Is ChatGPT and OpenAI Stealing Ideas? (medium.com)

🤖 AI Summary
HugstonOne says it built a novel “memory toggle” that lets users switch between a single-layer memory (LLM remembering only a local agent) and a dual-layer system combining the LLM’s internal memory with a persistent local storage on the user’s device. The team reports a clear technical tradeoff: with double memory enabled token generation dropped to ~40–50 tokens/sec versus 80+ t/s when only the single-layer (direct streaming to the chat bubble) path was used.

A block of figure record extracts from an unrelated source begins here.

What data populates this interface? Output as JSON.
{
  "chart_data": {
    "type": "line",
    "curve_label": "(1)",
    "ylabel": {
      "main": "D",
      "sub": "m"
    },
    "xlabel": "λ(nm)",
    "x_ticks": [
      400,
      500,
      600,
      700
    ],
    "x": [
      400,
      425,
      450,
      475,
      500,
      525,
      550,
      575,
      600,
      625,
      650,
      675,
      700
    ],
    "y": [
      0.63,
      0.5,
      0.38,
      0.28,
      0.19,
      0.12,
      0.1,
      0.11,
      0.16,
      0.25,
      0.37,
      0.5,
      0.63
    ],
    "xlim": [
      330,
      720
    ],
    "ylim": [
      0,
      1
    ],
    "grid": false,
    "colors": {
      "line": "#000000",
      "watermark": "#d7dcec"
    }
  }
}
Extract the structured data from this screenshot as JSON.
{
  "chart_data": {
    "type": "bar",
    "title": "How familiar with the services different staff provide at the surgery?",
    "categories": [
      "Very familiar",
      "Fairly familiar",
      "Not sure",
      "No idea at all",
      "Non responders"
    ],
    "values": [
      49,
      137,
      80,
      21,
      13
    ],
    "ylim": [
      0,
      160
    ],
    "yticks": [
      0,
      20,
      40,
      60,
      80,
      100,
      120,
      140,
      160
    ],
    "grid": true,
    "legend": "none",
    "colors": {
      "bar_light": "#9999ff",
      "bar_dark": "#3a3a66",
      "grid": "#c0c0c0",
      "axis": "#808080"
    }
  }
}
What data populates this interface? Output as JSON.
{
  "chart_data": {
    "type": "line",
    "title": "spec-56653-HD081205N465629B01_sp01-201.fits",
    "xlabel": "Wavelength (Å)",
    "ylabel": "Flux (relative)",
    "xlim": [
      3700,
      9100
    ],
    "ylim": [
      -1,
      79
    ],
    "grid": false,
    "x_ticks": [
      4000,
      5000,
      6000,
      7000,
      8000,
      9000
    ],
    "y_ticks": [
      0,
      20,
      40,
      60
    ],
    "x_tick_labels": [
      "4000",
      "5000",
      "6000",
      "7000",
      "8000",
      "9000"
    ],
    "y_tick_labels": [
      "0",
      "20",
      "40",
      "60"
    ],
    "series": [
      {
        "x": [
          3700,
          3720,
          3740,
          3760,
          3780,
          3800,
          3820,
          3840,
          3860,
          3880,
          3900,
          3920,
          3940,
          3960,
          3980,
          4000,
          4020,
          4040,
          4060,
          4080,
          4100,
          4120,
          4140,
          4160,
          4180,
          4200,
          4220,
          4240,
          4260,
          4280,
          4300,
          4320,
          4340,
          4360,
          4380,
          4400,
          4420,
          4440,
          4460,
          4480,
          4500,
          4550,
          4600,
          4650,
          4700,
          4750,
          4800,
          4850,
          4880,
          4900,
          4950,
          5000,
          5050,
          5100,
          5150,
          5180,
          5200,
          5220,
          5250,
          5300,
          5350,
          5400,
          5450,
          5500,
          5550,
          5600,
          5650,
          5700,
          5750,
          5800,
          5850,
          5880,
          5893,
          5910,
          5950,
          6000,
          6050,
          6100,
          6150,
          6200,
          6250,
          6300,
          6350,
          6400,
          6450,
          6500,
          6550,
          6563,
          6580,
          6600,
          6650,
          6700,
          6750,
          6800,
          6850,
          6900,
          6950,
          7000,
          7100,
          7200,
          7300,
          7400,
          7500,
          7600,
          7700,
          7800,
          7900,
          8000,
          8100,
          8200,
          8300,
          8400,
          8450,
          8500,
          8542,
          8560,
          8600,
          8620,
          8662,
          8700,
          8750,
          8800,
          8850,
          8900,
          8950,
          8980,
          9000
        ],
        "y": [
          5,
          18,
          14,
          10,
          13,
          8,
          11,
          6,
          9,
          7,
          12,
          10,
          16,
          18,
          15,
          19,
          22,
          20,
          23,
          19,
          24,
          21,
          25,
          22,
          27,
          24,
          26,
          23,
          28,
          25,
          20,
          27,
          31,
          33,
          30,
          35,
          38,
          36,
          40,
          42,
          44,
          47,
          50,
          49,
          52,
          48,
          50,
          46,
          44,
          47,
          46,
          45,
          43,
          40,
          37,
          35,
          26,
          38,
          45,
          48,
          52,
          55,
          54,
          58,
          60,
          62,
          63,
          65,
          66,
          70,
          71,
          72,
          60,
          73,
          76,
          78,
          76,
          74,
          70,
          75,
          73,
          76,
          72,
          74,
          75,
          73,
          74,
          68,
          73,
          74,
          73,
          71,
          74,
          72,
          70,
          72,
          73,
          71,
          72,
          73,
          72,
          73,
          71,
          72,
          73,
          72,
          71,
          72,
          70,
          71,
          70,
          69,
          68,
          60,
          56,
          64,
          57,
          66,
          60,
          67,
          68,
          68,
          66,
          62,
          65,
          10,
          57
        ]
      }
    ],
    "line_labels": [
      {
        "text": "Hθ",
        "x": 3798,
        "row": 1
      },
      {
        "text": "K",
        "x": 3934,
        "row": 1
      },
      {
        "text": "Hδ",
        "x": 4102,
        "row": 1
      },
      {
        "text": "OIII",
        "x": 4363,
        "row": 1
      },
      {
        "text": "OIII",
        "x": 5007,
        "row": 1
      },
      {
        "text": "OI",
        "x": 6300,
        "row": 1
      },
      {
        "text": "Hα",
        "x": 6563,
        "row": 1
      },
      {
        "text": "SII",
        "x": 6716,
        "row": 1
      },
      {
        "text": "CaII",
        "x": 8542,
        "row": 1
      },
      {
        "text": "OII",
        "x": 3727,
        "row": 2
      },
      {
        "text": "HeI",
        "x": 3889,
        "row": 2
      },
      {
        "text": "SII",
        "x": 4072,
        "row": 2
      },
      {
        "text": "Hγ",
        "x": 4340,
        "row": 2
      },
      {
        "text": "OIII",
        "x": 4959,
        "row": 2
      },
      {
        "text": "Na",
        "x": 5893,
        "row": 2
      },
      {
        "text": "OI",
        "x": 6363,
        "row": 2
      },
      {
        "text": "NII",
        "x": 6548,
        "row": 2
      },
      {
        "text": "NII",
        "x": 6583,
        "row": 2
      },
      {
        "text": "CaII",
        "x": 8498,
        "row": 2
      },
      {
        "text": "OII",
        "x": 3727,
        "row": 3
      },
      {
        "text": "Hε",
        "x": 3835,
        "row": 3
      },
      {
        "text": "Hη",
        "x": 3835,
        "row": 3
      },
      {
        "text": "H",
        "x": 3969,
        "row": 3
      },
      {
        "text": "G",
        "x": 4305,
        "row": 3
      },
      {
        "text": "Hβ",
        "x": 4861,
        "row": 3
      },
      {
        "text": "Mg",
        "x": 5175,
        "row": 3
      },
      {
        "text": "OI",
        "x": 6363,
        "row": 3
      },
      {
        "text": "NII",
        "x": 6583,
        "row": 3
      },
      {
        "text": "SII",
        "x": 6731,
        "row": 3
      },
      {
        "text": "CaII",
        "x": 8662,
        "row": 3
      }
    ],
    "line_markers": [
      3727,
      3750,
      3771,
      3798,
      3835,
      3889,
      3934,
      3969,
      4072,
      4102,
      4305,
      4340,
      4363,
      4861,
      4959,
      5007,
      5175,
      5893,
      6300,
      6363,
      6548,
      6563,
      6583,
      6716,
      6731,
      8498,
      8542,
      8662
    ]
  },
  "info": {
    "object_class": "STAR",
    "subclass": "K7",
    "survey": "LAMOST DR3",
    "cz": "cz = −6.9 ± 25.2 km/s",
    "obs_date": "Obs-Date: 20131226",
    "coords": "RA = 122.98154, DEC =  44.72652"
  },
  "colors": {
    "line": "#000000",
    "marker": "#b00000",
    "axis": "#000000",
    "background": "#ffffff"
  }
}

The slowdown was traced to the extra logic and pathways required to synchronize and consult two memory layers, even though the local storage remained active in both modes. The feature also followed an earlier episode where HugstonOne prototyped an embedded code editor using GPT-5 for tuning—then saw similar capabilities appear in ChatGPT days later. Beyond the engineering, HugstonOne raises a broader IP and ethics alarm: they hadn’t shared code publicly, are on a paid ChatGPT plan that forbids training on their data, and yet saw a near-identical memory-on/off UI roll out “too quickly” to be coincidental. The company frames this as a structural risk for startups—if platform tools or scraped materials can be used to replicate innovations without consent or credit, incentives to build shrink. The incident underscores hard questions for the AI community and regulators about data usage policies, transparency in model development, and enforceable boundaries to protect small teams while preserving open innovation. HugstonOne says it will more rigorously document features and monitor the market as it presses for clarity.